Bringing you this weeks expanding learning time news:
An Assembly committee on Thursday cleared legislation sponsored by Assembly Democrats Gilbert L. “Whip” Wilson, Charles Mainor and Bonnie Watson Coleman that would create a pilot program to weigh the merits of extending the public school day and year in New Jersey.
The bill (A-1391) would establish a three-year pilot program that would increase the length of the school day and school year in participating public school districts to evaluate the effect on student achievement, and provide tax credits for corporate contributions to fund the program.
The Iowa Department of Education will likely propose extended school time for some -but not all – school children as it puts together the 2013 education reform package.
This week, the Ohio state legislature approved a plan to support school turnaround in Cleveland which will involve expanding learning time. The plan empowers the school district leadership to expand the length of the school day and year. It empowers the union to negotiate for additional pay for that additional time. It also makes year-round schooling an option in Cleveland.
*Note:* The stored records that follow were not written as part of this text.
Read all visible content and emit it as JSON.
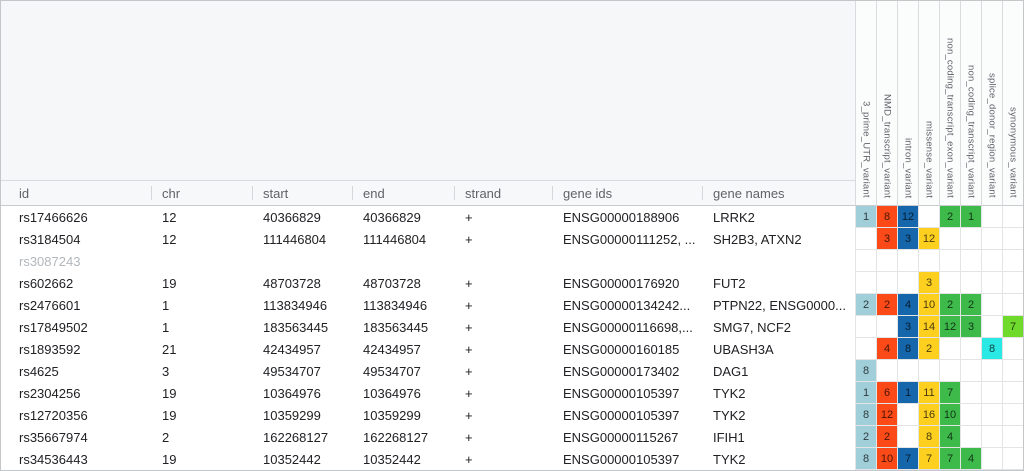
{
  "table": {
    "columns": [
      {
        "key": "id",
        "label": "id"
      },
      {
        "key": "chr",
        "label": "chr"
      },
      {
        "key": "start",
        "label": "start"
      },
      {
        "key": "end",
        "label": "end"
      },
      {
        "key": "strand",
        "label": "strand"
      },
      {
        "key": "gene_ids",
        "label": "gene ids"
      },
      {
        "key": "gene_names",
        "label": "gene names"
      }
    ],
    "variant_columns": [
      {
        "label": "3_prime_UTR_variant",
        "color": "#a0ced9"
      },
      {
        "label": "NMD_transcript_variant",
        "color": "#fb4a17"
      },
      {
        "label": "intron_variant",
        "color": "#1566ab"
      },
      {
        "label": "missense_variant",
        "color": "#fdd020"
      },
      {
        "label": "non_coding_transcript_exon_variant",
        "color": "#3eba4b"
      },
      {
        "label": "non_coding_transcript_variant",
        "color": "#3eba4b"
      },
      {
        "label": "splice_donor_region_variant",
        "color": "#2ae8e4"
      },
      {
        "label": "synonymous_variant",
        "color": "#6fd92c"
      }
    ],
    "rows": [
      {
        "id": "rs17466626",
        "chr": "12",
        "start": "40366829",
        "end": "40366829",
        "strand": "+",
        "gene_ids": "ENSG00000188906",
        "gene_names": "LRRK2",
        "muted": false,
        "counts": [
          1,
          8,
          12,
          null,
          2,
          1,
          null,
          null
        ]
      },
      {
        "id": "rs3184504",
        "chr": "12",
        "start": "111446804",
        "end": "111446804",
        "strand": "+",
        "gene_ids": "ENSG00000111252, ...",
        "gene_names": "SH2B3, ATXN2",
        "muted": false,
        "counts": [
          null,
          3,
          3,
          12,
          null,
          null,
          null,
          null
        ]
      },
      {
        "id": "rs3087243",
        "chr": "",
        "start": "",
        "end": "",
        "strand": "",
        "gene_ids": "",
        "gene_names": "",
        "muted": true,
        "counts": [
          null,
          null,
          null,
          null,
          null,
          null,
          null,
          null
        ]
      },
      {
        "id": "rs602662",
        "chr": "19",
        "start": "48703728",
        "end": "48703728",
        "strand": "+",
        "gene_ids": "ENSG00000176920",
        "gene_names": "FUT2",
        "muted": false,
        "counts": [
          null,
          null,
          null,
          3,
          null,
          null,
          null,
          null
        ]
      },
      {
        "id": "rs2476601",
        "chr": "1",
        "start": "113834946",
        "end": "113834946",
        "strand": "+",
        "gene_ids": "ENSG00000134242...",
        "gene_names": "PTPN22, ENSG0000...",
        "muted": false,
        "counts": [
          2,
          2,
          4,
          10,
          2,
          2,
          null,
          null
        ]
      },
      {
        "id": "rs17849502",
        "chr": "1",
        "start": "183563445",
        "end": "183563445",
        "strand": "+",
        "gene_ids": "ENSG00000116698,...",
        "gene_names": "SMG7, NCF2",
        "muted": false,
        "counts": [
          null,
          null,
          3,
          14,
          12,
          3,
          null,
          7
        ]
      },
      {
        "id": "rs1893592",
        "chr": "21",
        "start": "42434957",
        "end": "42434957",
        "strand": "+",
        "gene_ids": "ENSG00000160185",
        "gene_names": "UBASH3A",
        "muted": false,
        "counts": [
          null,
          4,
          8,
          2,
          null,
          null,
          8,
          null
        ]
      },
      {
        "id": "rs4625",
        "chr": "3",
        "start": "49534707",
        "end": "49534707",
        "strand": "+",
        "gene_ids": "ENSG00000173402",
        "gene_names": "DAG1",
        "muted": false,
        "counts": [
          8,
          null,
          null,
          null,
          null,
          null,
          null,
          null
        ]
      },
      {
        "id": "rs2304256",
        "chr": "19",
        "start": "10364976",
        "end": "10364976",
        "strand": "+",
        "gene_ids": "ENSG00000105397",
        "gene_names": "TYK2",
        "muted": false,
        "counts": [
          1,
          6,
          1,
          11,
          7,
          null,
          null,
          null
        ]
      },
      {
        "id": "rs12720356",
        "chr": "19",
        "start": "10359299",
        "end": "10359299",
        "strand": "+",
        "gene_ids": "ENSG00000105397",
        "gene_names": "TYK2",
        "muted": false,
        "counts": [
          8,
          12,
          null,
          16,
          10,
          null,
          null,
          null
        ]
      },
      {
        "id": "rs35667974",
        "chr": "2",
        "start": "162268127",
        "end": "162268127",
        "strand": "+",
        "gene_ids": "ENSG00000115267",
        "gene_names": "IFIH1",
        "muted": false,
        "counts": [
          2,
          2,
          null,
          8,
          4,
          null,
          null,
          null
        ]
      },
      {
        "id": "rs34536443",
        "chr": "19",
        "start": "10352442",
        "end": "10352442",
        "strand": "+",
        "gene_ids": "ENSG00000105397",
        "gene_names": "TYK2",
        "muted": false,
        "counts": [
          8,
          10,
          7,
          7,
          7,
          4,
          null,
          null
        ]
      }
    ]
  }
}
Fifty-nine District public schools, most of them the system’s lowest performers, will use $10 million in grants to experiment with extended days, technology and other initiatives to spur academic achievement, Mayor Vincent C. Gray (D) and Chancellor Kaya Henderson announced Thursday. TSC Signatory Kay Henderson, who has pledged to lift the test scores of the system’s 40 lowest performing schools 40 points by 2017 said: “There are so many great ideas we know can work coming out of the schools.”
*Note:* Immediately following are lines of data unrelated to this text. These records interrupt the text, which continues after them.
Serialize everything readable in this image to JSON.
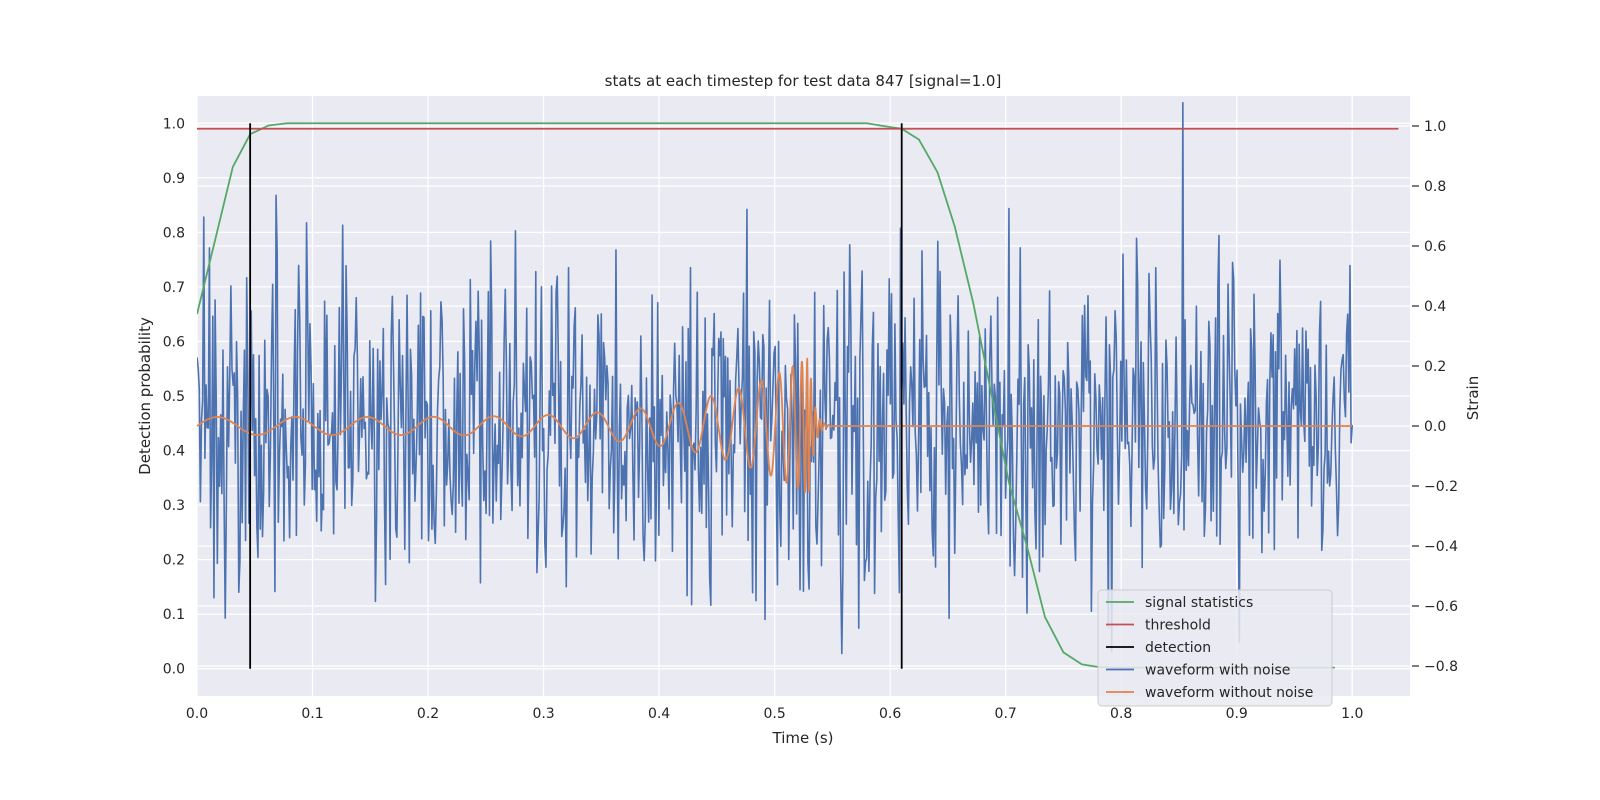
{
  "chart_data": {
    "type": "line",
    "title": "stats at each timestep for test data 847 [signal=1.0]",
    "xlabel": "Time (s)",
    "ylabel_left": "Detection probability",
    "ylabel_right": "Strain",
    "xlim": [
      0.0,
      1.05
    ],
    "ylim_left": [
      -0.05,
      1.05
    ],
    "ylim_right": [
      -0.9,
      1.1
    ],
    "x_ticks": [
      "0.0",
      "0.1",
      "0.2",
      "0.3",
      "0.4",
      "0.5",
      "0.6",
      "0.7",
      "0.8",
      "0.9",
      "1.0"
    ],
    "y_ticks_left": [
      "0.0",
      "0.1",
      "0.2",
      "0.3",
      "0.4",
      "0.5",
      "0.6",
      "0.7",
      "0.8",
      "0.9",
      "1.0"
    ],
    "y_ticks_right": [
      "−0.8",
      "−0.6",
      "−0.4",
      "−0.2",
      "0.0",
      "0.2",
      "0.4",
      "0.6",
      "0.8",
      "1.0"
    ],
    "grid": true,
    "legend_placement": "lower-right",
    "legend": [
      {
        "label": "signal statistics",
        "color": "#55a868"
      },
      {
        "label": "threshold",
        "color": "#c44e52"
      },
      {
        "label": "detection",
        "color": "#000000"
      },
      {
        "label": "waveform with noise",
        "color": "#4c72b0"
      },
      {
        "label": "waveform without noise",
        "color": "#dd8452"
      }
    ],
    "signal_statistics": {
      "axis": "left",
      "x": [
        0.0,
        0.015,
        0.031,
        0.046,
        0.062,
        0.078,
        0.1,
        0.2,
        0.3,
        0.4,
        0.5,
        0.58,
        0.594,
        0.61,
        0.625,
        0.641,
        0.656,
        0.672,
        0.688,
        0.703,
        0.719,
        0.734,
        0.75,
        0.766,
        0.781,
        0.797,
        0.82,
        0.85,
        0.9,
        0.95,
        0.985
      ],
      "y": [
        0.65,
        0.78,
        0.92,
        0.98,
        0.996,
        1.0,
        1.0,
        1.0,
        1.0,
        1.0,
        1.0,
        1.0,
        0.995,
        0.99,
        0.97,
        0.91,
        0.81,
        0.67,
        0.5,
        0.34,
        0.22,
        0.095,
        0.03,
        0.008,
        0.003,
        0.002,
        0.002,
        0.002,
        0.002,
        0.002,
        0.002
      ]
    },
    "threshold": {
      "axis": "left",
      "value": 0.99,
      "x_range": [
        0.0,
        1.04
      ]
    },
    "detections": {
      "axis": "left",
      "x": [
        0.046,
        0.61
      ],
      "y_range": [
        0.0,
        1.0
      ]
    },
    "waveform_with_noise": {
      "axis": "right",
      "x_range": [
        0.0,
        1.0
      ],
      "num_points": 1024,
      "value_range": [
        -0.85,
        1.1
      ],
      "std": 0.27,
      "seed": 847
    },
    "waveform_without_noise": {
      "axis": "right",
      "x_range": [
        0.0,
        1.0
      ],
      "merger_time": 0.53,
      "peak_amplitude": 0.23,
      "early_amplitude": 0.03,
      "ringdown_end": 0.55,
      "post_merger_value": 0.0
    }
  }
}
MPS Superintendent Gregory Thornton said it’s time to have a conversation about moving the district to a longer school day and longer school year.
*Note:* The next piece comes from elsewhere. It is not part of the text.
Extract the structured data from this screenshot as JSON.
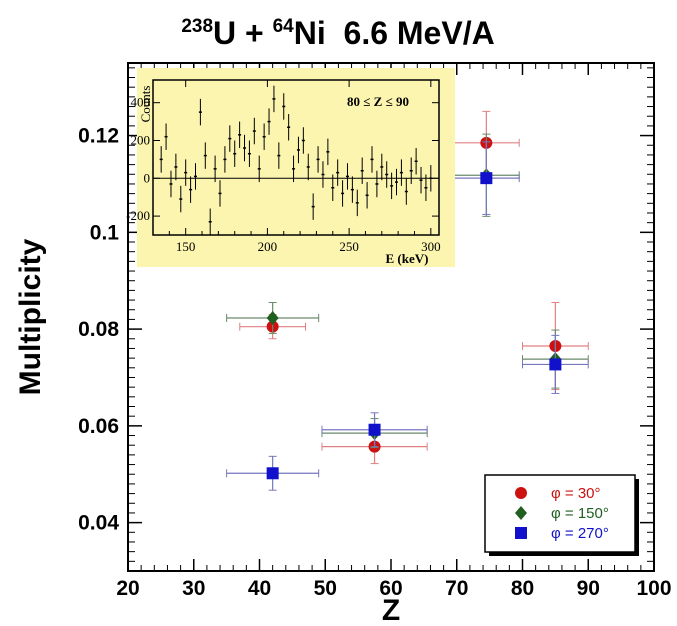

Emanuel and leaders of the Chicago Public Schools hope more time in the classroom will mean better grades and more high school graduates from the nation’s third-largest school system.
TSC Signatory and co-founder and president of the National Center on Time and Learning, Jennifer Davis commented,“More districts are now looking to break free of the standard school schedule because there are too many students who are not reaching higher academic standards.”